Born to Run

As Bobby tightened the knot of his tie, Marilyn leant forward expectantly, closer to her TV.

“I have one final duty,” he said, “before I conclude my visit to this Chamber. Secretary of State Robinson,” he called. “Would you please join me and the Vice-President up here?”

Foster imagined his wife’s eyes boring into him, but in fact they were closed while she prayed.

As the Secretary rose from his front row seat, he quizzed his colleagues either side of him for an idea of what the President had in mind but no one had a clue. He stepped up onto the somewhat crowded podium to stand next to the President, on his side opposite Isabel and Davey.

Foster slid his hand into his inside jacket pocket and pulled out a buff-coloured envelope. He handed it to the Secretary and began speaking before Robinson could slit it open.

“Madam Vice-President, Mr Senate President pro tempore, Senators, Representatives, Chief Justice, other dignitaries and my fellow citizens. I have made some critical errors of judgment, errors that do not reflect well on this great office. What I am about to do…,” he looked up at the ceiling, “what I’m about to do, however, is no error… no mistake. It is my solemn duty…” He threw back a mouthful of water.

Spencer Prentice’s mouth was open, something his mother, a stickler for good manners had noticed on her own TV, but this time she forgave him.



MARILYN Foster opened her eyes.
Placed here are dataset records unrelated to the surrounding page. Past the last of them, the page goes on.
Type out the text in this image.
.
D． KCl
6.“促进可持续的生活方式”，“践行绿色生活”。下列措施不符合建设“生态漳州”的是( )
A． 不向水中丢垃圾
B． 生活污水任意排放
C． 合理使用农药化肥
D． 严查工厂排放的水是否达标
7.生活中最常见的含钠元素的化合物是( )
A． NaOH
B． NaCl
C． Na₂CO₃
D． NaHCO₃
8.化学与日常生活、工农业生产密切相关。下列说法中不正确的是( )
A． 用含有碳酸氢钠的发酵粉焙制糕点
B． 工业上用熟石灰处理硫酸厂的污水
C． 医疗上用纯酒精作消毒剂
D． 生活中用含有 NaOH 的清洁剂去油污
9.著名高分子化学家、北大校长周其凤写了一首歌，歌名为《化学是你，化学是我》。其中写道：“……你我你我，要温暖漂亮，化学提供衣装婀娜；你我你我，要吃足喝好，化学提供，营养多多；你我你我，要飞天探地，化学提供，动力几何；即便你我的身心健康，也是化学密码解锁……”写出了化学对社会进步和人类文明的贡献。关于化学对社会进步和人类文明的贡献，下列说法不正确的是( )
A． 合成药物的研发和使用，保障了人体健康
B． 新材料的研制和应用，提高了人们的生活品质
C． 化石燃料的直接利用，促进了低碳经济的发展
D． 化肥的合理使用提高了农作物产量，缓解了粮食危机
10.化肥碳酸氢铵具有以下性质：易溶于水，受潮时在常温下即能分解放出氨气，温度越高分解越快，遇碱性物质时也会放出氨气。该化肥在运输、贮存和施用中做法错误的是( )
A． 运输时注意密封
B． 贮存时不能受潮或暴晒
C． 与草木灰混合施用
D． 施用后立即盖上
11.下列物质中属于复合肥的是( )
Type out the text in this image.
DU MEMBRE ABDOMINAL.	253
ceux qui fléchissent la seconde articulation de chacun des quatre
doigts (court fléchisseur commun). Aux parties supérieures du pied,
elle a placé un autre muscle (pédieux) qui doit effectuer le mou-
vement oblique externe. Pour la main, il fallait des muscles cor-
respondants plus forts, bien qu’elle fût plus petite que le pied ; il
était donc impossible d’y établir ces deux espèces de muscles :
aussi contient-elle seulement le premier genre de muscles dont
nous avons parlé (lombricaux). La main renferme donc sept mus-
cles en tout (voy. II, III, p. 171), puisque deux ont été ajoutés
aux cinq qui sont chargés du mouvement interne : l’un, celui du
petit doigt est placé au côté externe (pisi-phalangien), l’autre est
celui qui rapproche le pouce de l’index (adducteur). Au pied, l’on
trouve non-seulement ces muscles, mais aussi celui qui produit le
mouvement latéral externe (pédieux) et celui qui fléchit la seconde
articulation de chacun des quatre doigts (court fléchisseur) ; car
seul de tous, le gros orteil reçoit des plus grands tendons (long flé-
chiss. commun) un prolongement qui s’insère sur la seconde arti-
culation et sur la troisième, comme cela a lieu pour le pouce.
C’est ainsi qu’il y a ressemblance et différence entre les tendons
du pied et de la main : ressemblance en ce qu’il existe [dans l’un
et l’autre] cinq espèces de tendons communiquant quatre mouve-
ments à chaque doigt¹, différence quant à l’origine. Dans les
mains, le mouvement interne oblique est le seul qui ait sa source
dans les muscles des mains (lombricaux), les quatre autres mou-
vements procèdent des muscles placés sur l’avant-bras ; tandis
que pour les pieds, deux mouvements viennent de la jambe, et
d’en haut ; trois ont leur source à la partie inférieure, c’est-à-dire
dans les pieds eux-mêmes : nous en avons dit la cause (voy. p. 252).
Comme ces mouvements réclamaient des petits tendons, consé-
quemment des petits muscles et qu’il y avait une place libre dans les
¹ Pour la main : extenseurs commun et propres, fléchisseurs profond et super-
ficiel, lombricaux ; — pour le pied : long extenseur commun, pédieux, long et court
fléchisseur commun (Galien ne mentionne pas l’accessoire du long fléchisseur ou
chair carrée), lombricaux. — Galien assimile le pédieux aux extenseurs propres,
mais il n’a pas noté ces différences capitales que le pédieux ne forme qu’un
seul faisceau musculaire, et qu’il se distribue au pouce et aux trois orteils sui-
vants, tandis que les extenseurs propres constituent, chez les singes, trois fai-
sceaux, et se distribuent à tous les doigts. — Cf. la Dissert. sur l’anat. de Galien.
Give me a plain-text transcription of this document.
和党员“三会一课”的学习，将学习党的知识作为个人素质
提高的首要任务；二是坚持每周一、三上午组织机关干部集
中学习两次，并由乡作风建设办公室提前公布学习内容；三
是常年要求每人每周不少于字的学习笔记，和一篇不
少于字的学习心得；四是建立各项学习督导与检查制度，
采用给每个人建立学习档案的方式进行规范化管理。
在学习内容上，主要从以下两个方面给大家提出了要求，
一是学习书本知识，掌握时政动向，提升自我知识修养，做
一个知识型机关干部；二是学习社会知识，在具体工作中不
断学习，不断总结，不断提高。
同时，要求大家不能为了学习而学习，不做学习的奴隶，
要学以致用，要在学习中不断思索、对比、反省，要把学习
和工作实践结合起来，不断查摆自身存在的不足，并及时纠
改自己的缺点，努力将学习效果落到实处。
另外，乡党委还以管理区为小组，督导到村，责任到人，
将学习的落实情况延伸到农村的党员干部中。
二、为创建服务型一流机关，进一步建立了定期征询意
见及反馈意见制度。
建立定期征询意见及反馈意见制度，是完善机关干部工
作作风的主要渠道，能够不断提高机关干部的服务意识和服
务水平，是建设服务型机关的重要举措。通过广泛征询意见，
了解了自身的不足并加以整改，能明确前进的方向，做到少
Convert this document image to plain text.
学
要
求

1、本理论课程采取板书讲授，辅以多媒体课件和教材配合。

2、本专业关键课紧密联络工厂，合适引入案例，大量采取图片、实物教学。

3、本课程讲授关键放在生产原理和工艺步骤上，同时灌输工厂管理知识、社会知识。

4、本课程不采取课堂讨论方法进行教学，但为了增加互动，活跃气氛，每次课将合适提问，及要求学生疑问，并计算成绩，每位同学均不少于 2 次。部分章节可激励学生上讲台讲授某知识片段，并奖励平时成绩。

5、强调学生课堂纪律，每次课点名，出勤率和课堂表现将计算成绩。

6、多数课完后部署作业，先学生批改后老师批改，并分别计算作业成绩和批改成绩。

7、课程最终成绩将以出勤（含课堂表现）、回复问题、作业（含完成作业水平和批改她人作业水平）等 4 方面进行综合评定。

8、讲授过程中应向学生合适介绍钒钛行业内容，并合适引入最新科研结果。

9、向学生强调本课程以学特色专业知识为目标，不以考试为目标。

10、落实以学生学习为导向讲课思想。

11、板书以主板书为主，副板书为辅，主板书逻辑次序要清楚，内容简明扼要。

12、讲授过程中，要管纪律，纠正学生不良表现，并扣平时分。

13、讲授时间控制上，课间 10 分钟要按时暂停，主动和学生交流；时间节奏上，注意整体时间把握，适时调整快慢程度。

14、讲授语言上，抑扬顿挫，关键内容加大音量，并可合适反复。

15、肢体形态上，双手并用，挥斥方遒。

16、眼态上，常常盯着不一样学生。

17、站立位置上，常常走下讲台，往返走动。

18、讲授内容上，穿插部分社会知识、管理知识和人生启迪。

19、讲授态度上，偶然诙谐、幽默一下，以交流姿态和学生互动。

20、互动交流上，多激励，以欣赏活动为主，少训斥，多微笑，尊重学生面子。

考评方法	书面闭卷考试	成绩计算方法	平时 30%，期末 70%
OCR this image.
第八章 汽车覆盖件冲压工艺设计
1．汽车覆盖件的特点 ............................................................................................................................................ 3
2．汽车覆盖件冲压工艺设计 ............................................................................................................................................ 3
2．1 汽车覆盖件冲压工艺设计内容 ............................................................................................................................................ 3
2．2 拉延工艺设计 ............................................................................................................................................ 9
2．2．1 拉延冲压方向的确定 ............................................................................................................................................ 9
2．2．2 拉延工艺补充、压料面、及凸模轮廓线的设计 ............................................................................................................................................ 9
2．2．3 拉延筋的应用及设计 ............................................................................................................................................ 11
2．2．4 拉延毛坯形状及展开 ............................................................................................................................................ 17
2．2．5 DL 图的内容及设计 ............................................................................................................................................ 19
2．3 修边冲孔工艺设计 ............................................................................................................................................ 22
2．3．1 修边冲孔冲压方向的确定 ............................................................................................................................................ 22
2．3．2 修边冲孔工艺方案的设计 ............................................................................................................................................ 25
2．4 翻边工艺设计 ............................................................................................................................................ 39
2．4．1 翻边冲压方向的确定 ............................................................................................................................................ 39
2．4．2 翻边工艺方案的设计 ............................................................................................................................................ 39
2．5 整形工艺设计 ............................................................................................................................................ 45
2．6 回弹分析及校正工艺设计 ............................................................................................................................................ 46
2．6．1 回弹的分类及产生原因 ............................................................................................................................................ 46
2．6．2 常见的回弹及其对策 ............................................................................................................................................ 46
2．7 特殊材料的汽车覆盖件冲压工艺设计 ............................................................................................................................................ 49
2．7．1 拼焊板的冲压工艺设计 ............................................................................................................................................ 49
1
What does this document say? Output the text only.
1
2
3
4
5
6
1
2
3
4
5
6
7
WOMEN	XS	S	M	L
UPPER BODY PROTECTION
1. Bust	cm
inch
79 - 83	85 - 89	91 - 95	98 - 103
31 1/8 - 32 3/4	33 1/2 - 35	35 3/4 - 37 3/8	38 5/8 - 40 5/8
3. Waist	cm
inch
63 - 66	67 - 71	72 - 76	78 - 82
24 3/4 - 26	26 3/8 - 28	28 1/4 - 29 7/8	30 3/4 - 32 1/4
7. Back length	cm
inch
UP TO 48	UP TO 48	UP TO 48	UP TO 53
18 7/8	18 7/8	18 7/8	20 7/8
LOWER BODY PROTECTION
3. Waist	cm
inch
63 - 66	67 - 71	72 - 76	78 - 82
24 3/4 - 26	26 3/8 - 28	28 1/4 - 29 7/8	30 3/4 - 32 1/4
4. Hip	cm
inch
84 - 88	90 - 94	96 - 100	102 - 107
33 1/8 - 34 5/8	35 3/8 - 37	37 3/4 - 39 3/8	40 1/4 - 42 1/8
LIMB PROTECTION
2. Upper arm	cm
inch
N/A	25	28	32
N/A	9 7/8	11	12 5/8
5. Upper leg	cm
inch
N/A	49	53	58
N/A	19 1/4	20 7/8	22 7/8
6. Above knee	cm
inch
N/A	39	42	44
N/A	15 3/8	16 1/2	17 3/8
No, she decided, Bobby wouldn’t do it. Even without her and the kids, the lust for power—his lust for fucking lust—would be too great for the philandering bastard. She stood, ready to pack her bags immediately if he faltered.



“TONIGHT,” said Foster, “it is my solemn duty to… to resign as your President. Here and now. According to the Constitution, Vice-President Isabel Diaz will automatically succeed me. She is a woman whose courage and selflessness have demonstrated she is who this nation needs, and deserves, and as I said earlier, wanted in the first place. In the presence of Congress, I have just delivered my written resignation to the Secretary of State and thus, following Section Twenty of Title Three of the US Code, I stand here no longer as your President. Instead, I present to you… the President of the United States. May God bless her, and may God continue to bless America.”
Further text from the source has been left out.